For this reason, it is crucial to implement a health promotion agenda and strengthen Primary Health Care (PHC) to address the impacts generated by the pandemic, especially concerning the maintenance of comprehensive follow-up actions for patients with CMDs22.
Integrating the quality of individual and collective care is also necessary to uphold the principles of accessibility, continuity, coordination of care, community, and family-focused approaches. Nurses play a significant role in community outreach and health monitoring, performing a crucial role in the care network, as well as in managing and continuing post-infection care23.
In this context, healthcare professionals should engage in planning effective strategies to respond to Long COVID, ensuring the right to health for patients with CMDs affected by COVID-19, their families, and caregivers.
Limitations of this study include the fact that data were collected only from SUS users in the interior of northeastern Brazil, which may not reflect the situation in other regions, and that no nursing or psychological theories were used to explain the studied phenomenon.
Conclusion
In conclusion, it is important to note that participants reported experiencing various symptoms over the months following a positive COVID-19 diagnosis, which impacted their daily routines. Despite this, they demonstrate a strong desire to seek new knowledge about their chronic conditions and to improve their lifestyle habits. Furthermore, the number of patients affected by COVID-19 in both its acute and prolonged phases is concerning for society, particularly when the infection occurs in patients with CMDs.

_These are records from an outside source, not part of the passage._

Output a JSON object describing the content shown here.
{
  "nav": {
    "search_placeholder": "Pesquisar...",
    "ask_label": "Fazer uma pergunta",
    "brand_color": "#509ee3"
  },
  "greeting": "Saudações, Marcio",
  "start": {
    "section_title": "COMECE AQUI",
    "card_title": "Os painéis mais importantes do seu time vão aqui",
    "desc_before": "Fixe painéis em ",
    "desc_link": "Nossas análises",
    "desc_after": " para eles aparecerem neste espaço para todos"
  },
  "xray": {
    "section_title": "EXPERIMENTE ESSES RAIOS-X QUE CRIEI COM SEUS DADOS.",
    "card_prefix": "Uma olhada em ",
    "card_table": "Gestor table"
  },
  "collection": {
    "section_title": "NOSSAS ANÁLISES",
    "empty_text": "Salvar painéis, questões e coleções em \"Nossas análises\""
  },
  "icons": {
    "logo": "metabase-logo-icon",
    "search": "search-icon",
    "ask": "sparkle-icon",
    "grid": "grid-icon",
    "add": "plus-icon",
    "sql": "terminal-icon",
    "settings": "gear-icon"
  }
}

Therefore, to ensure appropriate follow-up in this new reality, it is essential to enhance and expand healthcare strategies focused on quality care, where nurses play a crucial role as mediators to encourage the necessary changes and adaptations to improve the quality and lifestyle of these patients.
Additionally, it is recommended to conduct further studies aimed at developing evidence-based technologies to enhance the care of individuals with CMDs, in order to support healthcare professionals and mitigate the impacts generated throughout the pandemic, as well as to ensure improvements in quality of life.